A Children's Story

Entry by: SimonH

7th August 2015
Warm sunshine filters through the fabric of the curtains onto my bed, the light casting shadows in the tiny clouds of dust that swirl and dance like flurries of birds, black specks on yellow. It is morning and the bed is hot and sticky. I feel the matted cotton pulling on slick legs as I wrench myself around, it clinging to my skin. I toss the heavy duvet off of me and throw it onto the empty side of the double bed that lies pristine opposite. The two sides are reflections as through a tarnished mirror, unblemished, pure white cotton on one side and a creased, sodden mass on the other. I don't bother to turn the sheets down.

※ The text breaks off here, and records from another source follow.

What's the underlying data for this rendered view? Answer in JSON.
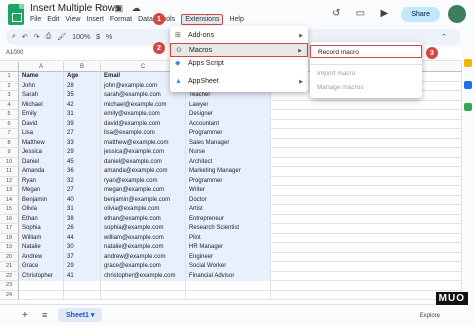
{
  "document": {
    "title": "Insert Multiple Rows",
    "title_icons": "☆ ▣ ☁"
  },
  "menubar": [
    "File",
    "Edit",
    "View",
    "Insert",
    "Format",
    "Data",
    "Tools",
    "Extensions",
    "Help"
  ],
  "share_label": "Share",
  "toolbar": {
    "undo": "↶",
    "redo": "↷",
    "print": "⎙",
    "paint": "🖌",
    "zoom": "100%",
    "currency": "$",
    "percent": "%",
    "collapse": "⌃"
  },
  "formula_bar": {
    "name_box": "A1000"
  },
  "columns": [
    "A",
    "B",
    "C"
  ],
  "header_row": [
    "Name",
    "Age",
    "Email"
  ],
  "rows": [
    {
      "n": "1",
      "name": "Name",
      "age": "Age",
      "email": "Email",
      "job": ""
    },
    {
      "n": "2",
      "name": "John",
      "age": "28",
      "email": "john@example.com",
      "job": "Engineer"
    },
    {
      "n": "3",
      "name": "Sarah",
      "age": "35",
      "email": "sarah@example.com",
      "job": "Teacher"
    },
    {
      "n": "4",
      "name": "Michael",
      "age": "42",
      "email": "michael@example.com",
      "job": "Lawyer"
    },
    {
      "n": "5",
      "name": "Emily",
      "age": "31",
      "email": "emily@example.com",
      "job": "Designer"
    },
    {
      "n": "6",
      "name": "David",
      "age": "39",
      "email": "david@example.com",
      "job": "Accountant"
    },
    {
      "n": "7",
      "name": "Lisa",
      "age": "27",
      "email": "lisa@example.com",
      "job": "Programmer"
    },
    {
      "n": "8",
      "name": "Matthew",
      "age": "33",
      "email": "matthew@example.com",
      "job": "Sales Manager"
    },
    {
      "n": "9",
      "name": "Jessica",
      "age": "29",
      "email": "jessica@example.com",
      "job": "Nurse"
    },
    {
      "n": "10",
      "name": "Daniel",
      "age": "45",
      "email": "daniel@example.com",
      "job": "Architect"
    },
    {
      "n": "11",
      "name": "Amanda",
      "age": "36",
      "email": "amanda@example.com",
      "job": "Marketing Manager"
    },
    {
      "n": "12",
      "name": "Ryan",
      "age": "32",
      "email": "ryan@example.com",
      "job": "Programmer"
    },
    {
      "n": "13",
      "name": "Megan",
      "age": "27",
      "email": "megan@example.com",
      "job": "Writer"
    },
    {
      "n": "14",
      "name": "Benjamin",
      "age": "40",
      "email": "benjamin@example.com",
      "job": "Doctor"
    },
    {
      "n": "15",
      "name": "Olivia",
      "age": "31",
      "email": "olivia@example.com",
      "job": "Artist"
    },
    {
      "n": "16",
      "name": "Ethan",
      "age": "38",
      "email": "ethan@example.com",
      "job": "Entrepreneur"
    },
    {
      "n": "17",
      "name": "Sophia",
      "age": "26",
      "email": "sophia@example.com",
      "job": "Research Scientist"
    },
    {
      "n": "18",
      "name": "William",
      "age": "44",
      "email": "william@example.com",
      "job": "Pilot"
    },
    {
      "n": "19",
      "name": "Natalie",
      "age": "30",
      "email": "natalie@example.com",
      "job": "HR Manager"
    },
    {
      "n": "20",
      "name": "Andrew",
      "age": "37",
      "email": "andrew@example.com",
      "job": "Engineer"
    },
    {
      "n": "21",
      "name": "Grace",
      "age": "29",
      "email": "grace@example.com",
      "job": "Social Worker"
    },
    {
      "n": "22",
      "name": "Christopher",
      "age": "41",
      "email": "christopher@example.com",
      "job": "Financial Advisor"
    },
    {
      "n": "23",
      "name": "",
      "age": "",
      "email": "",
      "job": ""
    },
    {
      "n": "24",
      "name": "",
      "age": "",
      "email": "",
      "job": ""
    }
  ],
  "extensions_menu": {
    "items": [
      {
        "label": "Add-ons",
        "icon": "⊞",
        "arrow": "▶"
      },
      {
        "label": "Macros",
        "icon": "⊙",
        "arrow": "▶"
      },
      {
        "label": "Apps Script",
        "icon": "◆",
        "arrow": ""
      },
      {
        "label": "AppSheet",
        "icon": "▲",
        "arrow": "▶"
      }
    ]
  },
  "macros_submenu": {
    "items": [
      {
        "label": "Record macro"
      },
      {
        "label": "Import macro"
      },
      {
        "label": "Manage macros"
      }
    ]
  },
  "badges": [
    "1",
    "2",
    "3"
  ],
  "bottom": {
    "add_sheet": "+",
    "all_sheets": "≡",
    "sheet_tab": "Sheet1 ▾",
    "explore": "Explore"
  },
  "watermark": "MUO",
  "colors": {
    "accent_red": "#d64541",
    "selection": "#e8f0fe",
    "share": "#c2e7ff",
    "sheets_green": "#1ea362"
  }
}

I move softly to the kitchen as though wary of any noise I make. The apartment is still and it is too early for my neighbours to have risen. Each footstep seems to echo around the hallway, the wooden floor squeaking underfoot. Creak. Creak. Creak. I wince. Pouring some water into the kettle and leaving it to boil I turn and open the windows opposite, spreading them wide. The sun is just cresting over the mountain to my left, early rays flickering restlessly over the dappled tops of pine trees that line the slopes, their darkness giving the forest its name. In the valley below vineyards loop and bend out of sight over undulating hills that arc, stretching, out of the mountain side. I can imagine the smell rising from the grapes, tart and sour, congealing the thick air with heady perfume that coils in spires of vapour like the vines that choke and twist their gnarled fingers over pale wooden supports. It could be beautiful. Fiona would have liked it. The kettle begins to quiver and shake behind me. I turn away.

As a child I'd been told many stories about growing up. About life. None mentioned pain. None described heartache and loneliness. None the slow pace of it all, dribbling and sputtering before you, each day seemingly a waste before its begun. My life is not a children's story. But where else can I go. Where can I escape to now that my childhood stories hold no illusions for me?
I close the window and retreat inside. The kettle whistles shrilly.